Narodowe Muzeum Morskie. Żuraw Gdański odsłania nowe, ważne wydarzenia z przeszłości Polski oraz Europy. Zasięg powodzi w skandynawskim wapieniu zaznaczony. Podpisano umowę na wykonanie wystawy. Otwarcie już za nieco ponad rok

Fot. Kazimierz Netka.

Powstaje XVII-wieczny szlak niebezpiecznego świata żeglugi handlowej, obyczajów w transakcjach kupieckich. W roli głównej: Hans Kross

Wiosną 1651 roku doszło w Gdańsku do strasznej katastrofy: wielkiej powodzi. Tak olbrzymiej, że postanowiono owo wydarzenie, a przede wszystkim zasięg, głębokość wody – wyryć w kamieniu – w wapieniu olandzkim, przywiezionym ze Skandynawii, z wysp Olandia lub Gotlandia. Do odkrycia dowodów owego kataklizmu doszło podczas remontu unikatowego zabytku: Żurawia Gdańskiego, w którym zostanie otwarta nowa wystawa.

Fot. Kazimierz Netka.

O szczegółach mówiono w czwartek, 2 marca 2023 roku w Ośrodku Kultury Morskiej Narodowego Muzeum Morskiego w Gdańsku. Spotkanie prowadził Łukasz Grygiel – specjalista ds. kontaktów z mediami w Narodowym Muzeum Morskim w Gdańsku.

Fot. Kazimierz Netka.

W konferencji uczestniczyli m.in.: dr Robert Domżał – dyrektor Narodowego Muzeum Morskiego w Gdańsku; dr Marcin Westphal – zastępca dyrektora Narodowego Muzeum Morskiego w Gdańsku ds. merytorycznych; Szymon Kulas – zastępca dyrektora do spraw administracyjno – technicznych Narodowego Muzeum Morskiego w Gdańsku; prezes firmy Krzysztof Koptyński – prezes zarządu spółki Deko – Bau; Julian Franciszek Skelnik – przewodniczący Rady Narodowego Muzeum Morskiego w Gdańsku, dr Fryderyk Tomala – prezes Towarzystwa Przyjaciół Narodowego Muzeum Morskiego, dr hab. inż. Jerzy Litwin – dyrektor senior Narodowego Muzeum Morskiego w Gdańsku.

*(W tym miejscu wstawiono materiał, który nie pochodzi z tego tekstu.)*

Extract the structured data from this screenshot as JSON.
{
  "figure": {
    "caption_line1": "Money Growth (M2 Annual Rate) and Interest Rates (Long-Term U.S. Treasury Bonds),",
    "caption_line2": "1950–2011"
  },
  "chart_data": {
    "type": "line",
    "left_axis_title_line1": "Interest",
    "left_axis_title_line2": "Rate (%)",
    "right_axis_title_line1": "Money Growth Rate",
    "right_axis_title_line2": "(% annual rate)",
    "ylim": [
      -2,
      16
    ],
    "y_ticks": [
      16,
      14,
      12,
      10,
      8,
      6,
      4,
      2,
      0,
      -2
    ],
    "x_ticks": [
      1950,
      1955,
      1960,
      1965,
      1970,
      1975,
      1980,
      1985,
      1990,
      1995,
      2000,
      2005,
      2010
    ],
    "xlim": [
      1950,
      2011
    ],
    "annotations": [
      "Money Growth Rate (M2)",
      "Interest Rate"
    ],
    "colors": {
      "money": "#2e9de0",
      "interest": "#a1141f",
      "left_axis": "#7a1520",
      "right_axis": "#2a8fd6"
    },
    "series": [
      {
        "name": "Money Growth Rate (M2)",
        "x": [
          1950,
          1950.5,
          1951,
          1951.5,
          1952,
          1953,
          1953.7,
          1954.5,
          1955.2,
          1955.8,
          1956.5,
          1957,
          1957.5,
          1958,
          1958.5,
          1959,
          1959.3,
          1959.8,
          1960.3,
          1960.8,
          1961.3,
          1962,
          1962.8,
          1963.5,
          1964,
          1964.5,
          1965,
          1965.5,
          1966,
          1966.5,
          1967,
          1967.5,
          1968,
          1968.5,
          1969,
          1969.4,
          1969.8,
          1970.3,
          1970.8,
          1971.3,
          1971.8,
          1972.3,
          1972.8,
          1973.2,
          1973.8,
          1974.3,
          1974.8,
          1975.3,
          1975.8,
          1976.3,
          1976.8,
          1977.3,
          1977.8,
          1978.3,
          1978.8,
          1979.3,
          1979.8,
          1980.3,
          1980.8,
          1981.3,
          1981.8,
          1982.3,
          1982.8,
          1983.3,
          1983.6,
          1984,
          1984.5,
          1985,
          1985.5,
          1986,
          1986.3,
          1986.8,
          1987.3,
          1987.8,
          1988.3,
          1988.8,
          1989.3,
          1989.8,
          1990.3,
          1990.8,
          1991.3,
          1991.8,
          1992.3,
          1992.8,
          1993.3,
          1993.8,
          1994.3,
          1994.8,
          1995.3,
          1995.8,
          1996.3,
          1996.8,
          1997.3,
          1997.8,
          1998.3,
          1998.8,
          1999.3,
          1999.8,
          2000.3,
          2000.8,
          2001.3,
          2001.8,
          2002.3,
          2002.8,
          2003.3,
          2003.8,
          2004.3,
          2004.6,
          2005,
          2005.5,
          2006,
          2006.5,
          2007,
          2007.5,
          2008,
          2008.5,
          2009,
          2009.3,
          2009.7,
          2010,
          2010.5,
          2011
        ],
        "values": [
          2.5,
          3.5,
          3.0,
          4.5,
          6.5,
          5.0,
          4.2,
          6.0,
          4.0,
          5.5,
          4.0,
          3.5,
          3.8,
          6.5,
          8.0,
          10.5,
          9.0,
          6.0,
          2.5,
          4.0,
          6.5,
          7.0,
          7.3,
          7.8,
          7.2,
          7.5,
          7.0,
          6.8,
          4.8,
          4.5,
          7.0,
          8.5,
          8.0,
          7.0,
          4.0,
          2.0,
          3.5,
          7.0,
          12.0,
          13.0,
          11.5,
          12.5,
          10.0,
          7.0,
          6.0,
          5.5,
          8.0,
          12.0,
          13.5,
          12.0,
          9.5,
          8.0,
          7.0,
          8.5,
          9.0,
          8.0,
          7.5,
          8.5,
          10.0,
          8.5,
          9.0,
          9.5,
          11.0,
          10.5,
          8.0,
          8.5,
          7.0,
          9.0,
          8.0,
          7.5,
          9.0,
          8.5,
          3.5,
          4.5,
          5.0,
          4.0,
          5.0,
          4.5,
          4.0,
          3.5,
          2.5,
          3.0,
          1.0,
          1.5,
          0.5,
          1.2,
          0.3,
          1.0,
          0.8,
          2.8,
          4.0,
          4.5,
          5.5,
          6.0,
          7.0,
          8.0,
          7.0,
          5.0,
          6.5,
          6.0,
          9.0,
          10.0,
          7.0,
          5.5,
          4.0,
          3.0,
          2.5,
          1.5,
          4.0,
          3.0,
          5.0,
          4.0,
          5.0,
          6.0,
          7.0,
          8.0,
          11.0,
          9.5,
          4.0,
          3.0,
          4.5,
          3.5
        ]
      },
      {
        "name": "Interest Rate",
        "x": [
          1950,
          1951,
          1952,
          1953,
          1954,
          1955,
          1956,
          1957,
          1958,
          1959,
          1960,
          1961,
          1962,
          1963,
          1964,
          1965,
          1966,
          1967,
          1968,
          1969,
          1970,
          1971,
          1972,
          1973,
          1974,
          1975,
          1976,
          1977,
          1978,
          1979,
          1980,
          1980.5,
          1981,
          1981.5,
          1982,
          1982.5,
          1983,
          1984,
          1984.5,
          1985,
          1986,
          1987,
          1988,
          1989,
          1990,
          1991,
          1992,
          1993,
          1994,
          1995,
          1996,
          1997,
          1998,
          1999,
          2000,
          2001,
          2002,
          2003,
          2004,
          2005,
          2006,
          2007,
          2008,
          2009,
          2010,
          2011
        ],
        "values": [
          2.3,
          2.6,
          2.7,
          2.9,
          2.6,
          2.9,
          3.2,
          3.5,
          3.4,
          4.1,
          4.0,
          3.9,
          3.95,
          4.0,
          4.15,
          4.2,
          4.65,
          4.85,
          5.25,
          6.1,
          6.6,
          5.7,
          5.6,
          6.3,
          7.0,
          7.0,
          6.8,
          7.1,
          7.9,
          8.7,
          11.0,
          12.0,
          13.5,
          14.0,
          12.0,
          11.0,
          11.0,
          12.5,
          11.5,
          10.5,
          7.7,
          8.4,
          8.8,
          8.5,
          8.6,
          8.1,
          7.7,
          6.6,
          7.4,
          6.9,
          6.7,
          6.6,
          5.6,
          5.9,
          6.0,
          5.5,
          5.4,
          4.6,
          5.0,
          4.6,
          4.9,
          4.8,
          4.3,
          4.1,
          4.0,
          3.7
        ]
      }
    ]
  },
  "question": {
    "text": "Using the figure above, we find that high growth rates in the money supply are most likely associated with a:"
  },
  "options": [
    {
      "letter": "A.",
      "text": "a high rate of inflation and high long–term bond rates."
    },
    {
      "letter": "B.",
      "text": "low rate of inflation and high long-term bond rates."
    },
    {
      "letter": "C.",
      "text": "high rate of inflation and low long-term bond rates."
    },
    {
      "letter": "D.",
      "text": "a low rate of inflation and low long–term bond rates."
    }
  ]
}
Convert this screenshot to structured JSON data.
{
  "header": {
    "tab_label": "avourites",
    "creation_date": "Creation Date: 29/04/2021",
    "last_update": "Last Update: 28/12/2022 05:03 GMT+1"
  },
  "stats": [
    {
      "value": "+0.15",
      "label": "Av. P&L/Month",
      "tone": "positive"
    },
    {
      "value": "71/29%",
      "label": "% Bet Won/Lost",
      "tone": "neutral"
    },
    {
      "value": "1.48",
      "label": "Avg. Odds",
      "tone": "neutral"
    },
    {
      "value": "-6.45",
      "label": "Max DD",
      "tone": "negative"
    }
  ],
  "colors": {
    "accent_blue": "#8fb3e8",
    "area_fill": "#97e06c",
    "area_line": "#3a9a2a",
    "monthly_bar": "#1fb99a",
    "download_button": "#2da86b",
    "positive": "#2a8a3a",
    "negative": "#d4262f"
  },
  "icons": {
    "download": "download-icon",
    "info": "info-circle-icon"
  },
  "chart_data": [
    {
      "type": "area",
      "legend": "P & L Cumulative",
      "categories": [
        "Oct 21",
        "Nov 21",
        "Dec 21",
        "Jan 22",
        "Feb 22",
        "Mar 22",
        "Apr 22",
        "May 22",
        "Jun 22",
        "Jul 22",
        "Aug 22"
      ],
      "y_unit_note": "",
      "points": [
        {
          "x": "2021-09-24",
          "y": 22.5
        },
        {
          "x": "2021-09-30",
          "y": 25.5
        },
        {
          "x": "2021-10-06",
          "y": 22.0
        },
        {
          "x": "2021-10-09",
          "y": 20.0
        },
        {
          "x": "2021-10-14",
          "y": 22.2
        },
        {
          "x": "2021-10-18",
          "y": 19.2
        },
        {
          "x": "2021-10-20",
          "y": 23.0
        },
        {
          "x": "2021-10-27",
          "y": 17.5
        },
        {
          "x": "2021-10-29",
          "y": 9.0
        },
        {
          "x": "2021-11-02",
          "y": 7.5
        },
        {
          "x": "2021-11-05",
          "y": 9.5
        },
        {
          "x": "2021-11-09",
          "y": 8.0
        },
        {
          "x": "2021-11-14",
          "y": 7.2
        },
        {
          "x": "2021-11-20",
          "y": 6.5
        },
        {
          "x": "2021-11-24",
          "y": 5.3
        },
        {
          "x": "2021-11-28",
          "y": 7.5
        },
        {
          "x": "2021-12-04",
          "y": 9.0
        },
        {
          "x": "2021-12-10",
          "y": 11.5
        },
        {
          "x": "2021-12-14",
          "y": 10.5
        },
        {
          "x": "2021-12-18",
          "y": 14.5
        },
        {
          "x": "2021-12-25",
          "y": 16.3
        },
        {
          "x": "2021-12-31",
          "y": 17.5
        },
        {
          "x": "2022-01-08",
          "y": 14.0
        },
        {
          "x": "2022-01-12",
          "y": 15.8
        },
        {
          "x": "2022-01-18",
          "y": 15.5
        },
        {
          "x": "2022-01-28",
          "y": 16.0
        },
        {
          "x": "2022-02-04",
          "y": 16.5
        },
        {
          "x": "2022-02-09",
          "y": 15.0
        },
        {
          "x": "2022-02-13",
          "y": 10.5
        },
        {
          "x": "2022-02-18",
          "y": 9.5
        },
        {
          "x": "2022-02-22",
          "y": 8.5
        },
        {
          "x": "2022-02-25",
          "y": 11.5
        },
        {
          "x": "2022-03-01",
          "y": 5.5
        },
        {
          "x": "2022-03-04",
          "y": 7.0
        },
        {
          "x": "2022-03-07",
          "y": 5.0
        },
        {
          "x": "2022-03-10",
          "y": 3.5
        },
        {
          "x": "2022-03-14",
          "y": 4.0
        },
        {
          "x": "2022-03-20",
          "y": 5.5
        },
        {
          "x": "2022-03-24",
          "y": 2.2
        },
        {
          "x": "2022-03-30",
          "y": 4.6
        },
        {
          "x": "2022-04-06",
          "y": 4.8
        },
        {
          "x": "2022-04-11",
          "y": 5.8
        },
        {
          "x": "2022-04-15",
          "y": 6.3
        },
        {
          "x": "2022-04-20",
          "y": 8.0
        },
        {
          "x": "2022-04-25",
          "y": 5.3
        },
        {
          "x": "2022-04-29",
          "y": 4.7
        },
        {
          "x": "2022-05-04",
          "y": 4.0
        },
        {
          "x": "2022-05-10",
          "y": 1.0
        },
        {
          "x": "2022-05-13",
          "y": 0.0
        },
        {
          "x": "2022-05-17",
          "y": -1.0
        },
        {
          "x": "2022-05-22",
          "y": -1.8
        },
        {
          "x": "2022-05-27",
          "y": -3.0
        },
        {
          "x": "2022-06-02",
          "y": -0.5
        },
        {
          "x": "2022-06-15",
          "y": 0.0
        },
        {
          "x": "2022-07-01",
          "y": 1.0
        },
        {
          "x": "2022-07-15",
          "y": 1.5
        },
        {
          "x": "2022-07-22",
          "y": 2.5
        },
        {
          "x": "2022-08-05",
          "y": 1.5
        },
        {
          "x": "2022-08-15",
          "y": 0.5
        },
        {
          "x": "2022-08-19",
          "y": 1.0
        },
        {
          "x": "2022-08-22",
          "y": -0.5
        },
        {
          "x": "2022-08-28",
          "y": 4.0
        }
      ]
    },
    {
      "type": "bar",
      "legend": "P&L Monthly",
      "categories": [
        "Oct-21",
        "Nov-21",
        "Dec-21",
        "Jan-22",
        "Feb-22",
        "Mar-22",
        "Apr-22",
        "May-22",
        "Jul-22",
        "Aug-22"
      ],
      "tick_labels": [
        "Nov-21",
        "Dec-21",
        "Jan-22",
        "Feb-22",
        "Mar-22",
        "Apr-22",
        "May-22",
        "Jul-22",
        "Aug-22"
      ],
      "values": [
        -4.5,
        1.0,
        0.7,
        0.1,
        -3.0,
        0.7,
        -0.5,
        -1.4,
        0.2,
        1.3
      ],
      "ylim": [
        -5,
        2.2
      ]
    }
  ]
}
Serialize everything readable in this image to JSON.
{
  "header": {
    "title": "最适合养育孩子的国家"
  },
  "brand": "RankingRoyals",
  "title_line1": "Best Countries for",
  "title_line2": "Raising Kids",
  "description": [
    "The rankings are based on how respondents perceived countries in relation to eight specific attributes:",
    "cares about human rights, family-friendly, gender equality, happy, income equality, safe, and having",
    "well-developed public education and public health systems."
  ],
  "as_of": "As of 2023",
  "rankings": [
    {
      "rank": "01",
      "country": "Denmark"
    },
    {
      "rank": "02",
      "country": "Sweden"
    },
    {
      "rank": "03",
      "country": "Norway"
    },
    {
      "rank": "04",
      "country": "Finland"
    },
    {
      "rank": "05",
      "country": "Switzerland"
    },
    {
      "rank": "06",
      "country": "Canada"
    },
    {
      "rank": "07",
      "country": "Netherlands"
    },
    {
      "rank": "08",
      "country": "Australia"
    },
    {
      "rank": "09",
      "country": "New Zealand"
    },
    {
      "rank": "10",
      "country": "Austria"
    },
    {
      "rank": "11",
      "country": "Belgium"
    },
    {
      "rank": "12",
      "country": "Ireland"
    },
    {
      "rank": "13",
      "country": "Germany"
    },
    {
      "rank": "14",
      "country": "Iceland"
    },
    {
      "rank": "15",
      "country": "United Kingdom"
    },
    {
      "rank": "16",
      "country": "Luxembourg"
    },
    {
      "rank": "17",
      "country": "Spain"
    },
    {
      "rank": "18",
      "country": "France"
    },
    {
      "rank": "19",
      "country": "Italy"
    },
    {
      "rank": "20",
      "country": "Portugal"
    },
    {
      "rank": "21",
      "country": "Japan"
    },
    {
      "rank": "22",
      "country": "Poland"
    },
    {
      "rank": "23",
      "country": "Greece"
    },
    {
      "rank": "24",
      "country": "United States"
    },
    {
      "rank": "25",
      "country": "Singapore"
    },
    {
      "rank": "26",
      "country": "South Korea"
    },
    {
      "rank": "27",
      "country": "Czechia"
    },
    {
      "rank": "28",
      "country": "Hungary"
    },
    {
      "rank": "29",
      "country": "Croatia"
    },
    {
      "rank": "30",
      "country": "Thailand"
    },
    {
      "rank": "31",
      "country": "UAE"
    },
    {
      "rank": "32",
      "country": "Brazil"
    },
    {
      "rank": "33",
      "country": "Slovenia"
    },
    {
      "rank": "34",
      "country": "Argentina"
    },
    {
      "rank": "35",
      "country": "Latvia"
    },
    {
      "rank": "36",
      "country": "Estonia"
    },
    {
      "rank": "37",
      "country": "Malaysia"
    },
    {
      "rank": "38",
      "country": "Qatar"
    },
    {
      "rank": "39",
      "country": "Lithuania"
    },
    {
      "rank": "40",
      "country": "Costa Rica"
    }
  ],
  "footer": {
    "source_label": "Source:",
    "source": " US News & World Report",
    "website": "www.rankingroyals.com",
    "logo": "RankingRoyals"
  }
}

Gościem specjalnym był profesor Andrzej Januszajtis, fizyk, nauczyciel akademicki, pasjonat, znawca i propagator historii Gdańska, Honorowy Obywatel Miasta Gdańska.

– To bardzo ważna chwila, ten dzisiejszy dzień, związana z Żurawiem Gdańskim – powiedział dr Robert Domżał – dyrektor Narodowego Muzeum Morskiego w Gdańsku. – Tak się składa w tym naszym harmonogramie prac nad Żurawiem, że dokładnie rok temu zaczęliśmy prace remontowo – budowlane i dzięki ogromnym wysiłkom naszego zespołu, pana dyrektora Szymona Kulasa, Działu Inwestycji, Działu Programów Pomocowych i wielu zaangażowanych osób, przebiegają sprawnie, naprawdę wzorowo. Widzimy jak Żuraw się zmienia. Już zmieniło się jego wnętrze. Podziwiamy nowe pokrycie dachu i te prace będą jeszcze trwały przez kolejne miesiące. Czas najwyższy, byśmy zajrzeli do środka i zaczęli nadawać temu wnętrzu nowy wygląd. Dzisiejsze spotkanie to z jednej strony podpisanie umowy na wykonanie wystawy stałej w Żurawiu Gdańskim, na które bardzo czekamy. Bardzo liczymy, na pana prezesa firmy Deko Bau.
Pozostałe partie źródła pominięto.